Claremont — There’s a mural on one of the walls at Stevens High School’s Carr Gymnasium depicting a cardinal dunking a basketball. That painting was done by the same delicate hands that were dirty with gnarled knuckles week after week for the past six months.

The art, as well as the hands that produced it, belong to Troy Spencer, who somehow made his way from Claremont to Texas, where the 32-year-old recently was a member of the USA Rugby national club champion Austin Huns.

Spencer’s trip to Austin had a few stops along the way, but rugby was the driving force. He played linebacker and fullback at Stevens but got the rugby bug while playing the game at Curry College in Milton, Mass.

“It’s like playing football without the equipment,” said Spencer. “It’s not for sissies. The no-pads thing didn’t scare me.”

While there are similarities to football, rugby is played with 15 men a side, and players do not leave the pitch during a change of possession. While each team has eight substitutes, once a player leaves the game, which has 40-minute halves, he cannot return.

Austin won the USA Rugby Division I men’s club championship, 27-23, beating the New York Athletic Club last month in a game played in Glendale, Colo.

Spencer played hooker or flanker, positions that put the Stevens grad in front of the line after breaking out from the scrum, where players from each side push, shove and tackle for possession of the ball.

“You are just sore all over after the game,” said Spencer. “All of which is why most teams have no players with flat noses.”

When Spencer graduated from Stevens in 2002, he spent a year at Plymouth State University before transferring to Curry.

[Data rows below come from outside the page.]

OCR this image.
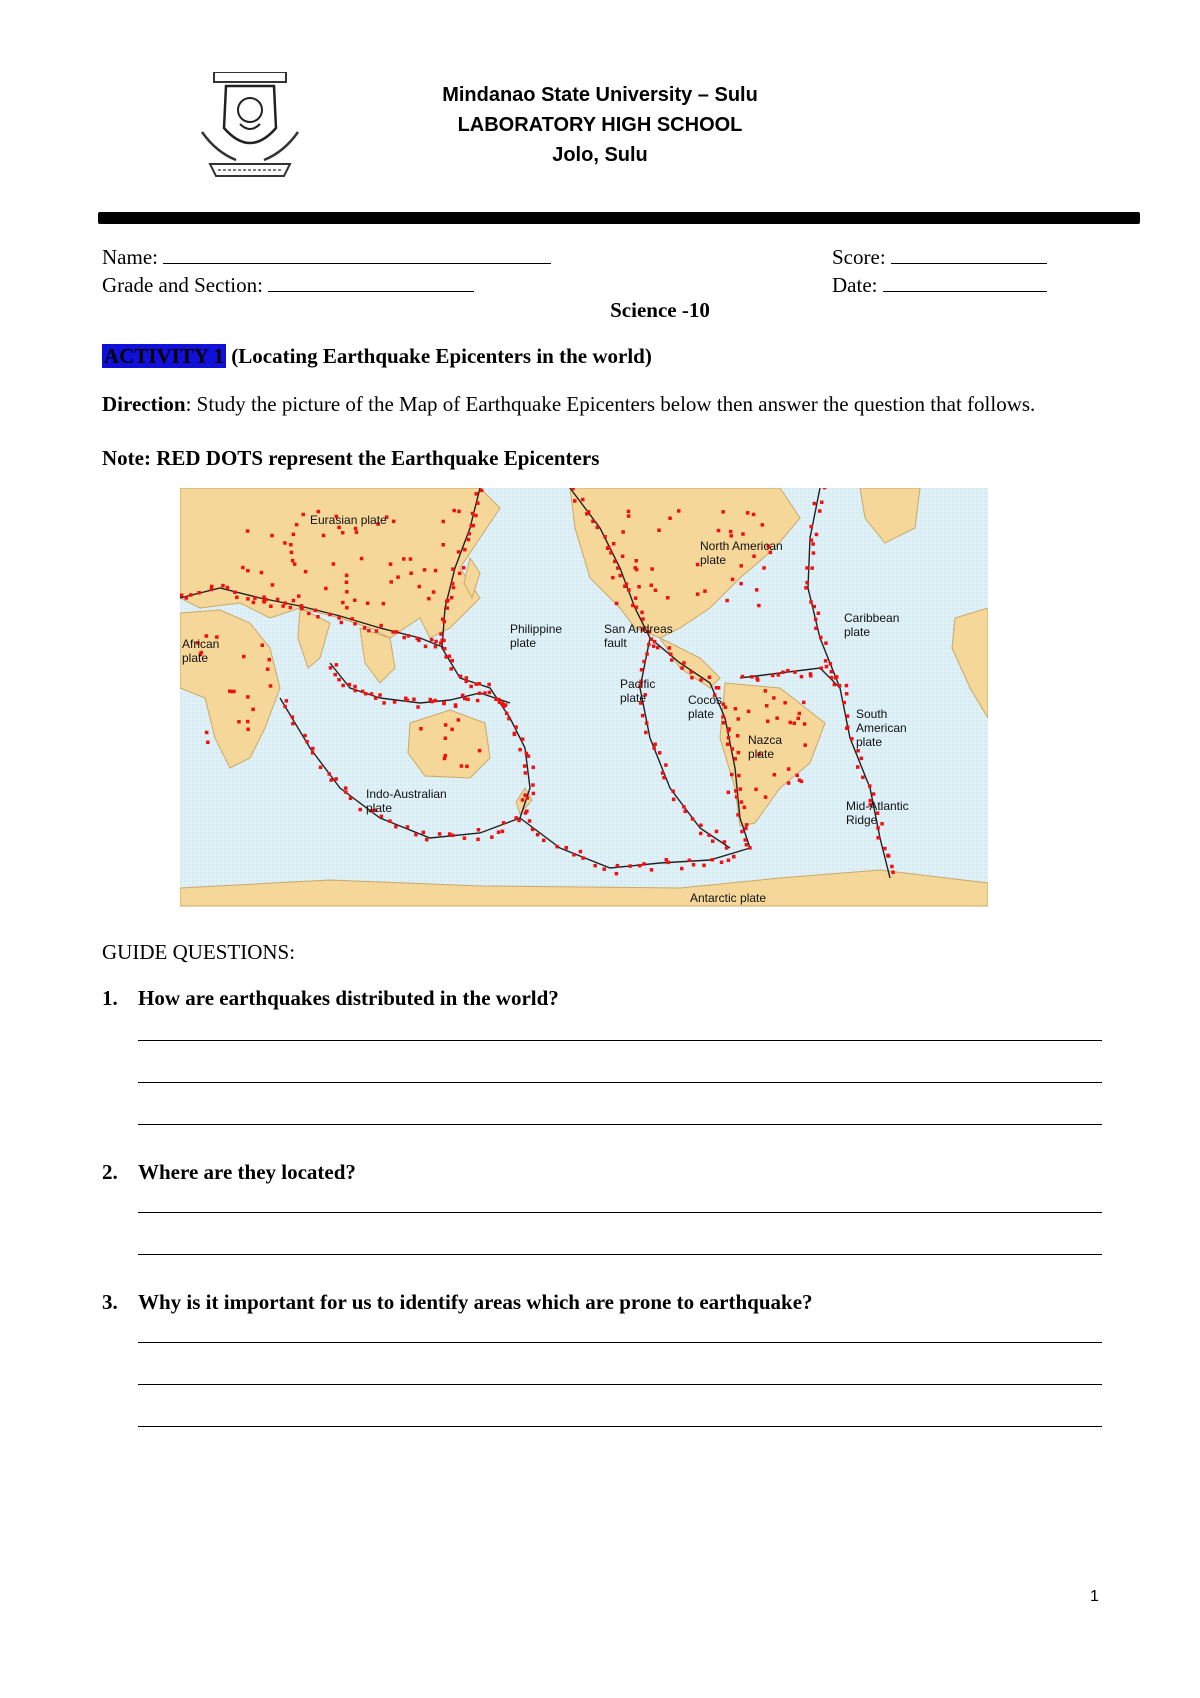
Mindanao State University – Sulu
LABORATORY HIGH SCHOOL
Jolo, Sulu
Name:	Score:
Grade and Section:	Date:
Science -10
ACTIVITY 1 (Locating Earthquake Epicenters in the world)
Direction: Study the picture of the Map of Earthquake Epicenters below then answer the question that follows.
Note: RED DOTS represent the Earthquake Epicenters
Eurasian plate
North American
plate
African
plate
Philippine
plate
San Andreas
fault
Caribbean
plate
Pacific
plate	Cocos
plate	South
American
plate
Nazca
plate
Indo-Australian
plate	Mid-Atlantic
Ridge
Antarctic plate
GUIDE QUESTIONS:
1. How are earthquakes distributed in the world?
2. Where are they located?
3. Why is it important for us to identify areas which are prone to earthquake?
1
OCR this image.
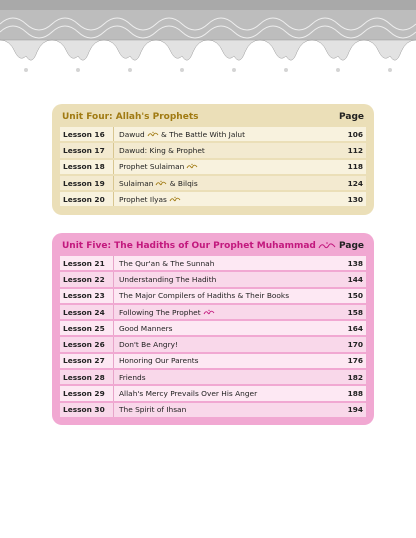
Unit Four: Allah's Prophets	Page
Lesson 16	Dawud & The Battle With Jalut	106
Lesson 17	Dawud: King & Prophet	112
Lesson 18	Prophet Sulaiman	118
Lesson 19	Sulaiman & Bilqis	124
Lesson 20	Prophet Ilyas	130
Unit Five: The Hadiths of Our Prophet Muhammad	Page
Lesson 21	The Qur'an & The Sunnah	138
Lesson 22	Understanding The Hadith	144
Lesson 23	The Major Compilers of Hadiths & Their Books	150
Lesson 24	Following The Prophet	158
Lesson 25	Good Manners	164
Lesson 26	Don't Be Angry!	170
Lesson 27	Honoring Our Parents	176
Lesson 28	Friends	182
Lesson 29	Allah's Mercy Prevails Over His Anger	188
Lesson 30	The Spirit of Ihsan	194
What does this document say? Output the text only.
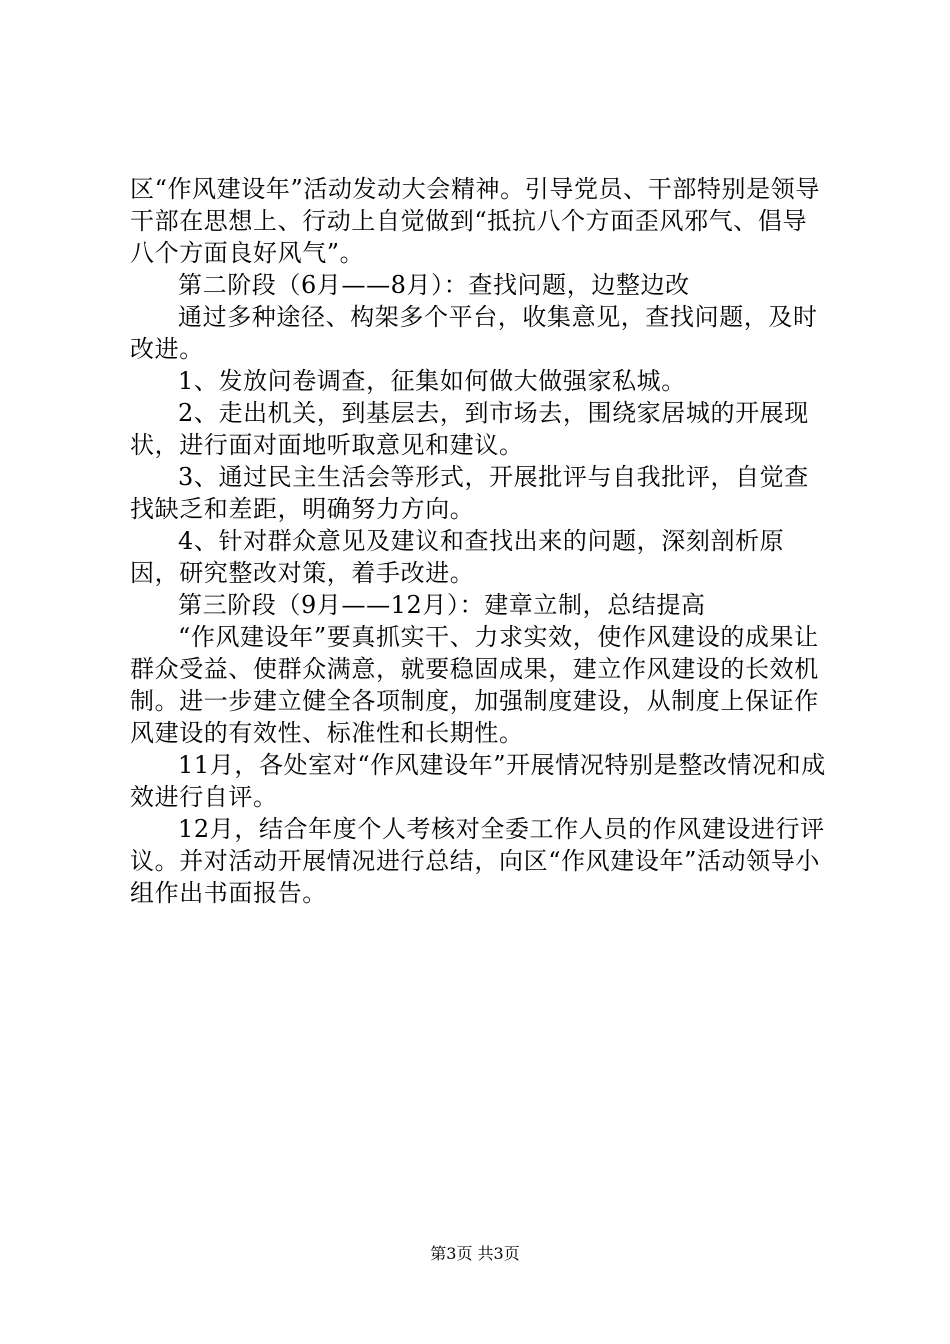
区“作风建设年”活动发动大会精神。引导党员、干部特别是领导干部在思想上、行动上自觉做到“抵抗八个方面歪风邪气、倡导八个方面良好风气”。

第二阶段（6月——8月）：查找问题，边整边改

通过多种途径、构架多个平台，收集意见，查找问题，及时改进。

1、发放问卷调查，征集如何做大做强家私城。

2、走出机关，到基层去，到市场去，围绕家居城的开展现状，进行面对面地听取意见和建议。

3、通过民主生活会等形式，开展批评与自我批评，自觉查找缺乏和差距，明确努力方向。

4、针对群众意见及建议和查找出来的问题，深刻剖析原因，研究整改对策，着手改进。

第三阶段（9月——12月）：建章立制，总结提高

“作风建设年”要真抓实干、力求实效，使作风建设的成果让群众受益、使群众满意，就要稳固成果，建立作风建设的长效机制。进一步建立健全各项制度，加强制度建设，从制度上保证作风建设的有效性、标准性和长期性。

11月，各处室对“作风建设年”开展情况特别是整改情况和成效进行自评。

12月，结合年度个人考核对全委工作人员的作风建设进行评议。并对活动开展情况进行总结，向区“作风建设年”活动领导小组作出书面报告。

第3页 共3页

At Stevens, he played baseball and basketball in addition to football.

“He was a dedicated hustler,” said Gordon Dansereau, Spencer’s basketball coach at Stevens and now the athletic director at Fall Mountain Regional High School. “He was a super nice guy who would go through a wall for you — stocky, hard-nosed and very coachable.”

Paul Silva, who was coaching youth football when Spencer was in town, remembered him as a hard worker who would do anything for his teammates. “I always knew he was always going to give me everything he had,” said Silva, now the Stevens football and baseball coach. “Great kid.”

Following his graduation from Curry, Spencer — who is a graphic artist — was working in Maine where his parents lived, and he met some of the rugby players from a Portland team who talked about the Texas league. “So I just packed a bag and moved there on a whim,” Spencer said.

Rugby is a big deal in Texas, and Spencer’s Austin team usually played once a week starting in December with the championship game played in June. The Huns won the Red River Conference with a 9-1 record, which enabled them to qualify for the playoffs.

The Huns then beat San Francisco in the quarterfinals and Long Beach, Calif., in the semifinals, setting up the championship game with the New York side, a five-time national champion.

Austin trailed, 23-17, with eight minutes left. However, that was enough time for the Huns to pull out the win, the first not only for a Texas team, but the first for the Huns in their 45-year history.

Professional rugby is not anywhere near the money-making level of other pro sports, and all the players have to have full-time jobs; Spencer is a graphic artist for a firm that has 97,000 employees around the world. Some of the players make around $25,000 a year, and others, like Spencer, get per-game checks in the $200-$300 range. Each team has a full coaching staff, including strength and conditioning coaches and medical personnel. Spencer added that his team, which plays on a 70- by 100-meter field, gets between 800 and 900 fans per game. Ticket prices are in the $15 to $20 range. Spencer also is listed as a member of the Huns’ board of directors.

Spencer came back to Claremont for the first time in five years last summer to spend time with his grandparents as well as meet up with his parents, who came down from Maine. “I went for a run and saw what wonderful changes were made at Monadnock Park. It was great,” he said. “I miss that small-town community feeling.”